Born in Edmonton in 1949 to American parents, Dwayne Ford began taking piano lessons at the age of five, and started his professional musical career when he was only 16.
Shortly after, he joined The Nomads, one of Alberta’s top acts at the time, learned his craft, and then moved to Toronto by 1970, where Ronnie Hawkins hired him for his Rock and Roll Revival and Travelling Medicine Show. But by 1971 the band broke off from Hawkins, and he formed Atkinson Danko and Ford with fellow castaways Jim Atkinson and Terry Danko. The trio was on the circuit for a few months but soon the R &R Revival reunion was complete, when Hugh Brockie (who’d made the original journey from Edmonton to Toronto with Ford) and Brian Hilton joined.
One self-titled album as Atkinson Danko and Ford was re-released as Bearfoot‘s debut in 1973. A follow-up album came later that year, but when the group disbanded, the third Bearfoot album in ’75, PASSING TIME, was distributed by Columbia as ‘Dwayne Ford & Bearfoot,’ although it was really Ford with a group of session players.
After forming Dogs of War – good for one self-titled album in 1977, he spent the rest of the decade working as a producer and songwriter, and was behind wife Patsy Gallant‘s million-selling English breakout single, “From New York to LA.” Two duet singles with Gallant were also released in 1979 and 1980 – “We’ll Find A Way” and “Everlasting Love,” and he also wrote her top 40 hit “It’s Got To Be You.”

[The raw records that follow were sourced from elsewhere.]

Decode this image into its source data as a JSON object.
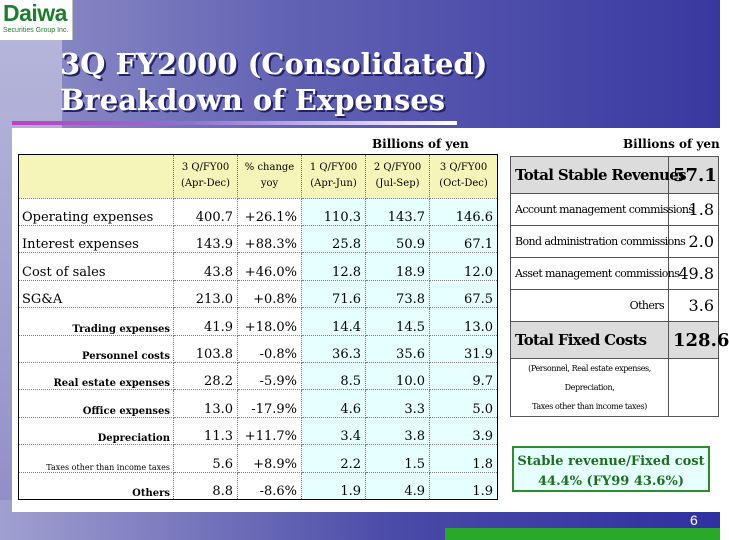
{
  "logo": {
    "name": "Daiwa",
    "sub": "Securities Group Inc."
  },
  "title": {
    "line1": "3Q FY2000 (Consolidated)",
    "line2": "Breakdown of Expenses"
  },
  "unit_left": "Billions of yen",
  "unit_right": "Billions of yen",
  "table": {
    "headers": [
      {
        "l1": "",
        "l2": ""
      },
      {
        "l1": "3 Q/FY00",
        "l2": "(Apr-Dec)"
      },
      {
        "l1": "% change",
        "l2": "yoy"
      },
      {
        "l1": "1 Q/FY00",
        "l2": "(Apr-Jun)"
      },
      {
        "l1": "2 Q/FY00",
        "l2": "(Jul-Sep)"
      },
      {
        "l1": "3 Q/FY00",
        "l2": "(Oct-Dec)"
      }
    ],
    "rows": [
      {
        "label": "Operating expenses",
        "cells": [
          "400.7",
          "+26.1%",
          "110.3",
          "143.7",
          "146.6"
        ]
      },
      {
        "label": "Interest expenses",
        "cells": [
          "143.9",
          "+88.3%",
          "25.8",
          "50.9",
          "67.1"
        ]
      },
      {
        "label": "Cost of sales",
        "cells": [
          "43.8",
          "+46.0%",
          "12.8",
          "18.9",
          "12.0"
        ]
      },
      {
        "label": "SG&A",
        "cells": [
          "213.0",
          "+0.8%",
          "71.6",
          "73.8",
          "67.5"
        ]
      },
      {
        "label": "Trading expenses",
        "cells": [
          "41.9",
          "+18.0%",
          "14.4",
          "14.5",
          "13.0"
        ]
      },
      {
        "label": "Personnel costs",
        "cells": [
          "103.8",
          "-0.8%",
          "36.3",
          "35.6",
          "31.9"
        ]
      },
      {
        "label": "Real estate expenses",
        "cells": [
          "28.2",
          "-5.9%",
          "8.5",
          "10.0",
          "9.7"
        ]
      },
      {
        "label": "Office expenses",
        "cells": [
          "13.0",
          "-17.9%",
          "4.6",
          "3.3",
          "5.0"
        ]
      },
      {
        "label": "Depreciation",
        "cells": [
          "11.3",
          "+11.7%",
          "3.4",
          "3.8",
          "3.9"
        ]
      },
      {
        "label": "Taxes other than income taxes",
        "cells": [
          "5.6",
          "+8.9%",
          "2.2",
          "1.5",
          "1.8"
        ]
      },
      {
        "label": "Others",
        "cells": [
          "8.8",
          "-8.6%",
          "1.9",
          "4.9",
          "1.9"
        ]
      }
    ]
  },
  "side": {
    "total_stable": {
      "label": "Total Stable Revenues",
      "value": "57.1"
    },
    "items": [
      {
        "label": "Account management commissions",
        "value": "1.8"
      },
      {
        "label": "Bond administration commissions",
        "value": "2.0"
      },
      {
        "label": "Asset management commissions",
        "value": "49.8"
      },
      {
        "label": "Others",
        "value": "3.6"
      }
    ],
    "total_fixed": {
      "label": "Total Fixed Costs",
      "value": "128.6"
    },
    "note_l1": "(Personnel, Real estate expenses, Depreciation,",
    "note_l2": "Taxes other than income taxes)"
  },
  "callout": {
    "line1": "Stable revenue/Fixed cost",
    "line2": "44.4%  (FY99 43.6%)"
  },
  "page_number": "6",
  "colors": {
    "brand_green": "#1e7d2e",
    "header_fill": "#f5f5ba",
    "cell_fill": "#e6ffff",
    "title_gradient_end": "#3838a0"
  }
}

His first solo album came in 1981 with NEEDLESS FREAKING on Sefel Records, producing the singles “Stranger In Paradise,” “Lovin’ And Losin’ You,” and “The Hurricane.” None of the singles set the world on fire, but the album established a long working relationship with David Foster, Toto’s Steve Lukather and Jeff and Mike Porcaro, and Bobby Cameron. They would all appear on his projects again throughout the years, and Ford would also reciprocate on theirs.
After moving to southern California, where he continued working as a producer and songwriter, he decided the independent route was the way to go, and released his sophomore solo album, ANOTHER WAY TO FLY, in 1996. But the lack of backing from a major label meant no singles were cut, despite a warm embrace of the record from the critics for tracks like “No Prayer,” “Look to the East,” and the title track.
Returning home to Edmonton, he built his own studio and kept busy with songwriting and studio work, and also got into television and film production, until his next album, 2007’s SOME DAY.Along with re-recordings of four tracks from the previous album, it also included short and long versions of “Military Delight.”
2009 saw Ford release the ON THE OTHER SIDE album. That same year saw two of his songs, “Follow The Buffalo” from ANOTHER WAY TO FLY and the previously unreleased “Paul Revere’s Midnight Ride” appeared on the patriotic compilation album, THIS IS MY AMERICA.
Throughout his career, Dwayne Ford has worked with dozens of the world’s top artists, as a songwriter, studio musician, and as a producer. His list of credits include the likes of David Foster, Michel Pagliaro, Donovan, Carroll Baker, and Patricia Dahlquist. In 2010 he added ‘author’ to his resume, when he penned the cookbook “Rock This Kitchen,” which included recipes for bachelors with stories of different musicians.
Along with accepting eight SOCAN awards, he’s been the recipient of awards from The American Song Festival and The Tokyo Music Festival, the AMPIA (Alberta Motion Pictures Industry Association), and has a Juno nomination to his credit. His film and television scores include 20 travel vignettes for CBC Sports, three one-hour specials entitled “War Surgeons,” “The Truth About Moon Landings” (a highly controversial documentary seeking to debunk the conspiracy theory about the US lunar missions), three one-hour specials for Discovery Health entitled “Amazing Births,” three one-hour documentaries for Reader’s Digest and The Learning Channel called “Great Canadian Wilderness,” and several public service announcements.